The threat posed by Islamic State’s new ‘global offensive’

Islamic State (IS) followers are being urged to avenge the recent death of their leader by waging a new “global offensive” against Europe and Israel.

In an announcement timed to coincide with Ramadan, the group’s new spokesperson told would-be jihadists to stage terror attacks while “the crusaders are fighting each other” over the Ukraine invasion.

In an audio message shared online and heard by The Times, Abu-Omar al-Muhajir said that non-Muslim nations are “preoccupied” with Russia’s incursion into the neighbouring eastern European nation – providing an “opportunity” for IS to strike.

Campaign of revenge

Calling for revenge for IS leader Abu Ibrahim al-Qurayshi, who was killed during a US operation in Syria in February, the group’s spokesperson Muhajir urged jihadists to “fight them all”.

Qurayshi died alongside members of his family and an IS deputy leader after detonating a suicide bomb as “special forces rounded on his hideout” in northern Syria, the BBC reported. Joe Biden said that Qurayshi’s death “removed a major terrorist threat to the world”.

In a message to IS followers that was circulated on the Telegram messaging app, Muhajir said: “We announce, relying on God, a blessed campaign to take revenge.”

Strike back and “Allah will answer and punish them at your hand”, he continued, adding: “The opportunity is ripe for you.” 

In what The Times said was as an echo of “previous IS statements”, Muhajir said that Jerusalem could only be liberated through the return of the IS “caliphate”. Jihadists should “arm themselves with weapons and carry out further attacks” on Israel and other enemies of the group, he demanded.

New offensive

The address followed a series of IS-linked attacks in Israel in recent weeks. Footage shared on social media of an attack in Bnei Brak, a Jewish ultra-Orthodox suburb of Tel Aviv, in which a Palestinian gunman killed five people last month showed the terrorist firing at people running for cover and shooting dead the driver of a passing car.

IS has also claimed responsibility for a bomb attack on a mosque in Peshawar, Pakistan, in early March. More than 60 people were killed after a man detonated an explosive vest containing around 150 ball bearings and 5kg of explosives.

The call for further attacks comes after so-called IS Beatle El Shafee Elsheikh was convicted of the hostage-taking and murders of four Americans in Syria in 2012 and 2013. His trial highlighted that the “IS threat continues in Syria and Afghanistan”, where Kurdish fighters “hold precarious control of camps in Syria containing thousands of captured IS fighters and their families”, said The Wall Street Journal.

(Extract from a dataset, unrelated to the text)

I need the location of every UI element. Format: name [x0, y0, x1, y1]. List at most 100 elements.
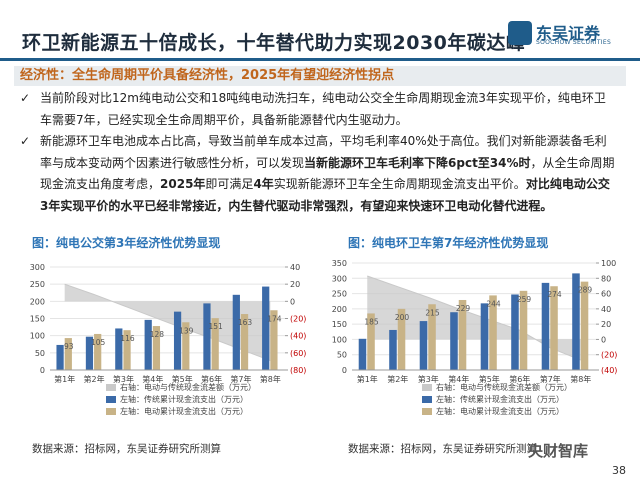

The West is currently focused on “the threats from China and Russia, but jihadists are still looking to kill Americans and attack the homeland if they get the chance”, the paper continued. The only way to “prevent more attacks” is constant “vigilance”.

Europe in particular has grown “blind to the next jihadi threat”, said London-based counterterrorism expert Liam Duffy. “It’s been a while since Isis staged a major attack on the West”, he wrote in an article on UnHerd in January, but “it doesn’t mean that there aren’t still people killing in the name of jihad”.

“In the wake of America’s withdrawal from the region, much has been made of the danger of Afghanistan once again becoming a terrorist safe haven threatening the West,” Duffy added. And “such concerns are certainly legitimate”.

But The Times’ Middle East correspondent Richard Spencer argued that Muhajir’s call for a new “global offensive” now feels “like more of a sign of weakness”.

“There was a time when a message by Isis warning of imminent attacks on Western targets would have stirred at least consternation in Whitehall and Washington,” he said. But the “latest message requires an appropriate response: vigilance, but in proportion”.

That “more Russians and Ukrainians have died in six weeks of fighting in central Europe than all of the losses to British and American troops in two decades of wars in the Middle East” has “put the dangers to the West of radical Islamism into some perspective”.

Islamic extremists have successfully “spread mayhem” in the Middle East, Spencer conceded. But unlike a nuclear-armed Vladimir Putin, they do not truly threaten “the end of the world”.